Interesting to see the results of the Smith Partnership’s research into online reporting takeup amongst the FTSE100 (Companies failing to exploit internet, Financial Times, 29 May 2007) but perhaps not entirely surprising.
It is interesting that according to this research under half of the FTSE100 are offering HTML versions of their annual reports this year: the majority are sticking to simple PDFs of their printed reports. And, with one or two exceptions, our biggest companies are so far failing to take advantage of the opportunity to build their online and interactive brand communications.
But it’s perhaps not surprising. For a number of reasons.

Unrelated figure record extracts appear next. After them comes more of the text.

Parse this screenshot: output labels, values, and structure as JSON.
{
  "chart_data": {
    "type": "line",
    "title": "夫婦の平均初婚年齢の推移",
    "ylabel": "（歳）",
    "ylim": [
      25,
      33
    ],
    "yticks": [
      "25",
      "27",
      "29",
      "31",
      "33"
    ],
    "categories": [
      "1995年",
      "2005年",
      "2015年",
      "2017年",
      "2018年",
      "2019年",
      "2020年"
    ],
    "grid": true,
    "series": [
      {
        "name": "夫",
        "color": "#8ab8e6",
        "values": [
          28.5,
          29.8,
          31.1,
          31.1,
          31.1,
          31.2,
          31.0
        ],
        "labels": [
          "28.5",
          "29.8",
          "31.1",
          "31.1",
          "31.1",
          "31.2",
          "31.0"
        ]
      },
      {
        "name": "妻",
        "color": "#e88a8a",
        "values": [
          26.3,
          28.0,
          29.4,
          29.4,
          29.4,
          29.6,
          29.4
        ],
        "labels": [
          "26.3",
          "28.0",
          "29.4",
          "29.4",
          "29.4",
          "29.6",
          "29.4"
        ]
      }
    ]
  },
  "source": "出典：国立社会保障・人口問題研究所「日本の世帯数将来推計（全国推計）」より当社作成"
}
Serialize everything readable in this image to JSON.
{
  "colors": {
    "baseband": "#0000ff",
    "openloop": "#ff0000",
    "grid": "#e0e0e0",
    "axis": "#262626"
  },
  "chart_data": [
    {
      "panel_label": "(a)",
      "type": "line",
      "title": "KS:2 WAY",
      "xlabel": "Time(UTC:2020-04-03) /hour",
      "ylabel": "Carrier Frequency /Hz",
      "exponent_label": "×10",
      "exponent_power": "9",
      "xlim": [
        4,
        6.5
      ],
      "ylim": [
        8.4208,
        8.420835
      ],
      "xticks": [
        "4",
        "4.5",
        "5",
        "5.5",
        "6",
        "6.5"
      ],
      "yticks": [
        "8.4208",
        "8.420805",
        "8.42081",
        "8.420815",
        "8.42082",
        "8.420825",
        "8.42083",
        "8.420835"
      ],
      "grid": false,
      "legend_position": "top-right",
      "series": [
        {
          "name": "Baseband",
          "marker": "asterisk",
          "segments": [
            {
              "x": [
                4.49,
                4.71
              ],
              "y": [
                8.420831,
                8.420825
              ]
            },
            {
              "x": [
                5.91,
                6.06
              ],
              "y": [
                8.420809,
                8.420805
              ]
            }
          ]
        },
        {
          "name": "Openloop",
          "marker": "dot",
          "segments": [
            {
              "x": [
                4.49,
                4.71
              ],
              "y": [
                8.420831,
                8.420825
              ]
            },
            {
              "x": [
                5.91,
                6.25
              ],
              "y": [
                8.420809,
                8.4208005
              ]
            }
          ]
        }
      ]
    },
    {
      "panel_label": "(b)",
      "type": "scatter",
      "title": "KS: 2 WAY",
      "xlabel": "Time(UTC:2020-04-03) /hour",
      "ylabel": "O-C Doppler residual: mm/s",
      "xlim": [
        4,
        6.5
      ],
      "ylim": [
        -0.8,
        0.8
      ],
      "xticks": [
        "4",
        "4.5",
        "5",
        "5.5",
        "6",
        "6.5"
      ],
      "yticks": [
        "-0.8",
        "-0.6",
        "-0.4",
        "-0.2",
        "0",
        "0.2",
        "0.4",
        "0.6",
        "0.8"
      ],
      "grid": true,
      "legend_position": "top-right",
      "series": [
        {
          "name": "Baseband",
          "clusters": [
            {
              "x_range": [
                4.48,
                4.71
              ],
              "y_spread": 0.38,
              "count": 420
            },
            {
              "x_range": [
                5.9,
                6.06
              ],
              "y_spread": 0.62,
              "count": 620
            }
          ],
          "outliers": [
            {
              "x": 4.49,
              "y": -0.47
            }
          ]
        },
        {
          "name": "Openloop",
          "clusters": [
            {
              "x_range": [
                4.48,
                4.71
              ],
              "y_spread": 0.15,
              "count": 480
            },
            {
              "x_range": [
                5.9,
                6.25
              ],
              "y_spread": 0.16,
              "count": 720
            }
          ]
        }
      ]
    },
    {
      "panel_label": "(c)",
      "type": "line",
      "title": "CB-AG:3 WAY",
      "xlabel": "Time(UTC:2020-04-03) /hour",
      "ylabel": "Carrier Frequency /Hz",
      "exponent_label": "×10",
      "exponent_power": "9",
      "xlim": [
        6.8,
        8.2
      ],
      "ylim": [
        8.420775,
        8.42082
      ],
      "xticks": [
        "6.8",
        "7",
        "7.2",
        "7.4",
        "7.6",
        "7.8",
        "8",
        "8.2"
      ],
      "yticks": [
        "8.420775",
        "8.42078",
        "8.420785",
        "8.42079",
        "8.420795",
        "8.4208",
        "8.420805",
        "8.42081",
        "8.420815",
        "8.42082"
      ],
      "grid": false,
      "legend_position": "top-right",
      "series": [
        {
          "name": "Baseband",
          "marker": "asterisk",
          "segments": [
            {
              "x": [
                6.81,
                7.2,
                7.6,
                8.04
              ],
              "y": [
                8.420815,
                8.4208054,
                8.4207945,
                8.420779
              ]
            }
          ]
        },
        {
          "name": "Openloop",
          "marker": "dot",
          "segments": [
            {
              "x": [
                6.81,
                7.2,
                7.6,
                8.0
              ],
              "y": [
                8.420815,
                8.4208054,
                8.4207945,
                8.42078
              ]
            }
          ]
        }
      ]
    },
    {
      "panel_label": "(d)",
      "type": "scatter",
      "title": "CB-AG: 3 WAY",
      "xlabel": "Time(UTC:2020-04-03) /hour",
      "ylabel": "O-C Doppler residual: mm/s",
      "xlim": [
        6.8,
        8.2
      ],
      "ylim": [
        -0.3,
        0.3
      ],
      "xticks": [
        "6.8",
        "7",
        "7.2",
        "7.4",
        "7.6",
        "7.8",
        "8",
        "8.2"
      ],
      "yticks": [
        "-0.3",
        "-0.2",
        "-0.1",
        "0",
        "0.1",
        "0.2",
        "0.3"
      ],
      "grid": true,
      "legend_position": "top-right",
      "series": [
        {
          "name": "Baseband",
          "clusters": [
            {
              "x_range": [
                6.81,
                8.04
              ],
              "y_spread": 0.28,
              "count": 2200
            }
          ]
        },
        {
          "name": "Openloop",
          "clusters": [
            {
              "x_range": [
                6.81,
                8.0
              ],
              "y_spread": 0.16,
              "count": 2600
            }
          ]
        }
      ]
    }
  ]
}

Firstly, the new Companies Act provisions came in too late for the December year end companies to do anything other than put in place the enabling resolutions this year. Initial indications are that even amongst the March year end companies, who have had more time to consider their options, not all will actually ask their shareholders to elect this year.
Secondly, most companies have worked out that far from saving them money, adding a fully interactive HTML report to the printed or hard copy that they are still required to produce will cost them substantially more. Savings are only likely for the minority of companies with large share registers.
This becomes significant if IR and corporate communications departments are unconvinced of the communications benefits of the switch to online. We know, for instance, that institutional shareholders want to continue with hard copy annual reports. But perhaps even more significantly, there is anecdotal evidence that IROs are getting feedback of shareholder concerns about disenfranchisement.
We may all believe in the theoretical benefits of online reporting – but are we too far ahead of the practise?